B) Test the hypothesis that animal-dispersed fruit acts as an incubator of phytochemical diversification in plants, owing to the variety of fruit-focused ecological interactions as well as the direct fitness consequences of those interactions. To accomplish this, we compare multiple dimensions of phytochemical diversity across leaves and fruit tissues, both based on secondary metabolite occurrence and on metabolite structural relationships.
Results/Conclusions
A) Among 1312 secondary metabolites found across species and tissue types, 92 were found only in fruit, while 4 were restricted to leaves. Random forest analysis indicated that the secondary metabolites most predictive of tissue type were spread across all major structural classes represented within the study. The high proportion of metabolites shared across fruits and leaves suggests that the defensive functional characteristics most often ascribed to foliar secondary metabolites may also apply in fruit. Meanwhile, the occurrence of fruit-specific metabolites across a range of structural classes suggests that modifications of function are often required to suit the fruit-specific constraints of concurrent defense against antagonists and palatability to mutualists.

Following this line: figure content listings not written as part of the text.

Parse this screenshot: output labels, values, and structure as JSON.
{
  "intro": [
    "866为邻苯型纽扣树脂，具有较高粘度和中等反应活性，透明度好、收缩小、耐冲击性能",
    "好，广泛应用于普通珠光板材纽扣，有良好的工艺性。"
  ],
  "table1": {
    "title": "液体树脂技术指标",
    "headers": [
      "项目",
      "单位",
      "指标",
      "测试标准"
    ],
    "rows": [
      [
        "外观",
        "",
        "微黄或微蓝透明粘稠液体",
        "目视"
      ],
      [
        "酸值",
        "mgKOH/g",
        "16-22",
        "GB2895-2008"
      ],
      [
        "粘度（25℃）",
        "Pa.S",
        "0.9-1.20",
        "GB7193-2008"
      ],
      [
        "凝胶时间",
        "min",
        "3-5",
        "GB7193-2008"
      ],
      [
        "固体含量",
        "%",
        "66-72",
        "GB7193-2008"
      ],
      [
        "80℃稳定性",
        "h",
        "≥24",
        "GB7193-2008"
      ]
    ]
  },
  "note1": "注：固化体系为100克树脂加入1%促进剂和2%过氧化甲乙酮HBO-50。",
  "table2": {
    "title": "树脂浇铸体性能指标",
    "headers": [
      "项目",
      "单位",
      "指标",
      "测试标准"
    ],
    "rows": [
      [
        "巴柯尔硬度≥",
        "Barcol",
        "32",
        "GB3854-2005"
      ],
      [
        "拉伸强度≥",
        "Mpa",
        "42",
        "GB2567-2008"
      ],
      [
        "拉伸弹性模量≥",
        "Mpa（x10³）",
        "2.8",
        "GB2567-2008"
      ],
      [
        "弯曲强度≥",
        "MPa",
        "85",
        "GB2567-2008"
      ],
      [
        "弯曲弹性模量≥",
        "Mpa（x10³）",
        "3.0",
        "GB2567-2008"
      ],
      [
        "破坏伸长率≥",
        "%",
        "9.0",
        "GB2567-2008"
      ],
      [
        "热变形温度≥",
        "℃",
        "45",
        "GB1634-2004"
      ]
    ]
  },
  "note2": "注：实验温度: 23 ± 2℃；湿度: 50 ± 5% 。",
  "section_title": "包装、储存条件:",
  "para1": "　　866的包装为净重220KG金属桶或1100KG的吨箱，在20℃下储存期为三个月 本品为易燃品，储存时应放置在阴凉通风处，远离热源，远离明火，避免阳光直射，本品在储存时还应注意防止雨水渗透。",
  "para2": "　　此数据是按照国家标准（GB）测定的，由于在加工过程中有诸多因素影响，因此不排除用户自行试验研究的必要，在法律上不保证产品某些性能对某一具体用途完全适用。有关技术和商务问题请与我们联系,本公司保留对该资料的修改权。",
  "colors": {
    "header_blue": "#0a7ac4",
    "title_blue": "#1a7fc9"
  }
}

B) In their alpha diversity of secondary metabolites, leaves and fruit exhibited a strong interaction (LMM; p < 0.001) between tissue type and species, illustrating the wide variation from species to species in the relative richness of each organ. Meanwhile, fruit exceeded leaves in secondary metabolite beta diversity (βw ; p < 0.001) and in chemical structural dissimilarity (cosθ ; p < 0.001). Our results point to limited physiological or evolutionary constraints on the divergence of secondary metabolomes across plant tissues, along with a peak of chemical diversity in reproductive tissues.